A sweet sixteen. 8) 

Looking foward to shooting some grouse and pheasant with this one.


----------



## perchin (Jan 18, 2011)

Very nice sir =D>


----------



## FishingBuds (Jan 18, 2011)

we don't see those around here very much anymore, nice =D>


----------



## Jim (Jan 18, 2011)

nice gun man!


----------



## KMixson (Jan 18, 2011)

I didn't know they made sixteens anymore. My father had one and the shells became very scarce around my neck of the woods.


----------



## pharaoh2 (Jan 18, 2011)

Thanks guys. Some makers still offer the 16 bore new, but this one isn't. I haven't dated it yet but I'll estimate her around 40 years old.


----------



## lswoody (Jan 18, 2011)

Very,very sweet!!!!! Can you say, "reloading"???? congrats on your new gun.


----------



## pharaoh2 (Jan 18, 2011)

Thanks! Actually lucky for me ammo isn't that hard to find.


----------



## Quackrstackr (Jan 19, 2011)

Nice.

I have one that was given to me by my grandfather for high school graduation. It was a gun that was shared by his father and uncle at one time. It is a safe queen because of the sentimental value.

That gun should make a fine ditch tiger gun as well. :lol:


----------



## nathanielrthomas (Jan 19, 2011)

Ditch parrot :LMFAO: Never heard that before, had to google it.


----------



## pharaoh2 (Jan 22, 2011)

I mean it with the upmost respect when I call them that. :mrgreen: 

I just polished up the barrels a little bit. I took some gun porn pics the other night, she cleans up well.
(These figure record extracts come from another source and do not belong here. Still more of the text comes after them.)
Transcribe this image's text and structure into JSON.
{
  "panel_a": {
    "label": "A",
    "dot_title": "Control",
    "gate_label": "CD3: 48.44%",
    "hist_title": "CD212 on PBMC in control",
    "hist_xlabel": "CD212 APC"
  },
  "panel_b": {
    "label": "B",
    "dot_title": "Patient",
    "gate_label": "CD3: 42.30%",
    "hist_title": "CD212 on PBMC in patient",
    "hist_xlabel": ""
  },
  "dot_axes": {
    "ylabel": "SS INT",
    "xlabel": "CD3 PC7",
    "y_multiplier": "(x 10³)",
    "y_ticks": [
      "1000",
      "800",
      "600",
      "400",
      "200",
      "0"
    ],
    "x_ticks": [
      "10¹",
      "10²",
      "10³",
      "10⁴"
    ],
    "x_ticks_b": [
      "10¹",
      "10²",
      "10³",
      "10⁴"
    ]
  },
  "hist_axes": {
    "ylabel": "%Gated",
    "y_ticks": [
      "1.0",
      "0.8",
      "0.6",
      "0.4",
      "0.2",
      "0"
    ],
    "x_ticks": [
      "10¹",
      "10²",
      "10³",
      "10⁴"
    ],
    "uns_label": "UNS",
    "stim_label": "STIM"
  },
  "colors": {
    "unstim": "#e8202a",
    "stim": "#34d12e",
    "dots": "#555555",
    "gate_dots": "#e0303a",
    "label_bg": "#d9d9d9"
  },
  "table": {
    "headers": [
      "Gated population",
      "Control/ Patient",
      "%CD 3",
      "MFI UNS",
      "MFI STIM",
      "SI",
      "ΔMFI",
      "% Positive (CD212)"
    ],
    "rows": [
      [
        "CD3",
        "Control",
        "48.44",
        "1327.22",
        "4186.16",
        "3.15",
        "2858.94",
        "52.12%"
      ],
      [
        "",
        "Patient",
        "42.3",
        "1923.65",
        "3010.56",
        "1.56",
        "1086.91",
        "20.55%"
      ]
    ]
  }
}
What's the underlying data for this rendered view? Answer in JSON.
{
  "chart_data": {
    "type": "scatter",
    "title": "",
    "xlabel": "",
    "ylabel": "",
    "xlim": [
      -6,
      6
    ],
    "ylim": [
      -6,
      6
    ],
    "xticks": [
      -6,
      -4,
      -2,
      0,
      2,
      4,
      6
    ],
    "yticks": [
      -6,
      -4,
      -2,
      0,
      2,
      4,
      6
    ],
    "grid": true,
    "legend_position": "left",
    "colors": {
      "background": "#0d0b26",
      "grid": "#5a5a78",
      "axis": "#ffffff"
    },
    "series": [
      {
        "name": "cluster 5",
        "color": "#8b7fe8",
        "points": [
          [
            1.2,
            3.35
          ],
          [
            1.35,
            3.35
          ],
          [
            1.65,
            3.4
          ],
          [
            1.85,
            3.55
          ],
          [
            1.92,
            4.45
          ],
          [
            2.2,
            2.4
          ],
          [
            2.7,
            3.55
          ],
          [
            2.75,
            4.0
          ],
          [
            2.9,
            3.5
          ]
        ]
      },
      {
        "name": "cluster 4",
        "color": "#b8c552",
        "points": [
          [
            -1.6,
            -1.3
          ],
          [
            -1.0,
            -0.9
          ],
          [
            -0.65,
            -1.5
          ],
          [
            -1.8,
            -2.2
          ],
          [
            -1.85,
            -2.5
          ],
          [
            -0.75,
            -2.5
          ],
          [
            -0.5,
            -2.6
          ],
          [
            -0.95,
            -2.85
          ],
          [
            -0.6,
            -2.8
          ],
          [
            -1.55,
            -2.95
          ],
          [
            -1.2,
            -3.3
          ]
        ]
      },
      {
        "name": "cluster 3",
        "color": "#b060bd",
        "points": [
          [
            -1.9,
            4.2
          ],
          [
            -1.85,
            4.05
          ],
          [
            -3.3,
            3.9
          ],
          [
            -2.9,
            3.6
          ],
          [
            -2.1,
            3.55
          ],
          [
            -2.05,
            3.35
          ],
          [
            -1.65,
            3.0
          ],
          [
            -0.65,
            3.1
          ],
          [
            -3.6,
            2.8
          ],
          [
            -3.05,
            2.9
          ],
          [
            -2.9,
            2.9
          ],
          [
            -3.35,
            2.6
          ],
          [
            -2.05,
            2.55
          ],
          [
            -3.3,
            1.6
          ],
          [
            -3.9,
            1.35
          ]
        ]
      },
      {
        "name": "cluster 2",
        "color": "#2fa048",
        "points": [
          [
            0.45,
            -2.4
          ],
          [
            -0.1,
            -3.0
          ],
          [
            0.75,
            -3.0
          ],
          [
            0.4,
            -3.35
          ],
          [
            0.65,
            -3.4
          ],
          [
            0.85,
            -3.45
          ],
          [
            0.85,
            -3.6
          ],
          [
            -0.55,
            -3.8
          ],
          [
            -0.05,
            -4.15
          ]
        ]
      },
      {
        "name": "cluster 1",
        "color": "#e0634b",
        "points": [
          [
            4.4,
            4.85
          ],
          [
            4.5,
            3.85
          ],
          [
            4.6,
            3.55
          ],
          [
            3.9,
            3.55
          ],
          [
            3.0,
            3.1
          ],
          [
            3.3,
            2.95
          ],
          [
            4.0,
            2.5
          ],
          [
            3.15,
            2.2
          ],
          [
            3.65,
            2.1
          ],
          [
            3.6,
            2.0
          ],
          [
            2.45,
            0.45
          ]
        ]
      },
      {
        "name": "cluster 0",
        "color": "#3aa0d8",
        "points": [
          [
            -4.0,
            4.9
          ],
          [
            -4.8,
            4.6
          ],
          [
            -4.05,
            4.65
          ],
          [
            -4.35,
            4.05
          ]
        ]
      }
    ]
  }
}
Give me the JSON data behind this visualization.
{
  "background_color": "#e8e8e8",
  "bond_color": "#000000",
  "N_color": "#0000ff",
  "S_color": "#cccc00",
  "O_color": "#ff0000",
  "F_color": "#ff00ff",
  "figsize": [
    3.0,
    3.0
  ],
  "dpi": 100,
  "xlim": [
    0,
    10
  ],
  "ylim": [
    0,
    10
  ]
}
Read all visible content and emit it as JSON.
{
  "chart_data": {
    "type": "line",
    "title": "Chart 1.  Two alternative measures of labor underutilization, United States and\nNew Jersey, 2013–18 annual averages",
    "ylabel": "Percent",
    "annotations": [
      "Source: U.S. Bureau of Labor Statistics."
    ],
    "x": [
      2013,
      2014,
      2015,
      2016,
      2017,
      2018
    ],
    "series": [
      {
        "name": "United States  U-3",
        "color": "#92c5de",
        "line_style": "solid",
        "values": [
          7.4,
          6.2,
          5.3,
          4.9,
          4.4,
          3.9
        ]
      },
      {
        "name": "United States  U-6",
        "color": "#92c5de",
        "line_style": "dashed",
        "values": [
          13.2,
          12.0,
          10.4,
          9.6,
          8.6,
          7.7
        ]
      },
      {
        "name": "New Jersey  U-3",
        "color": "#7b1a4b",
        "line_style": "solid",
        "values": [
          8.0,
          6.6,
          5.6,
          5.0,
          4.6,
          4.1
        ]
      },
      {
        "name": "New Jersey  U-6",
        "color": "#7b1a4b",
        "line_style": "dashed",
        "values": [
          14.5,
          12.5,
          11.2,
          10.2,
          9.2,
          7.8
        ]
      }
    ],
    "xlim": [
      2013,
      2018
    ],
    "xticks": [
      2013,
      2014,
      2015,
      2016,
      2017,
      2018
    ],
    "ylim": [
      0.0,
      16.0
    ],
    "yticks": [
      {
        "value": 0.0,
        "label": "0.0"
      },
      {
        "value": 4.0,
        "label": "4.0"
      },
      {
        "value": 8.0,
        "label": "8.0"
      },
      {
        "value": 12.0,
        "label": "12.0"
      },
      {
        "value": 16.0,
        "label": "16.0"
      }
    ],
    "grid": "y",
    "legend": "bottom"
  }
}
After a little online research, I've learned this gun was probably made between the late 30's to the late 40's. Though I want to say 1949, the markings just don't match up. I wish I could find a bit more definitive age, but suffice it to say, that's old enough.


----------



## lckstckn2smknbrls (Jan 23, 2011)

You should post the pictures on www.shotgunworld,com The have an ID & value and a 16Ga forum.


----------



## lswoody (Jan 24, 2011)

That is realy a good looking gun. Let us know what you find out about it.


----------



## Andy (Feb 1, 2011)

Great looking gun... I'll send you my addy so you can get it in the mail tomorrow...


----------



## Catarafter (Feb 28, 2011)

I shot some of my first ducks with a single shot 16.


----------



## ray55classic (Mar 11, 2011)

Theres something about those straight stocks that just looks and mounts so right on a shotgun . That checkering looks outstanding, Great find....


----------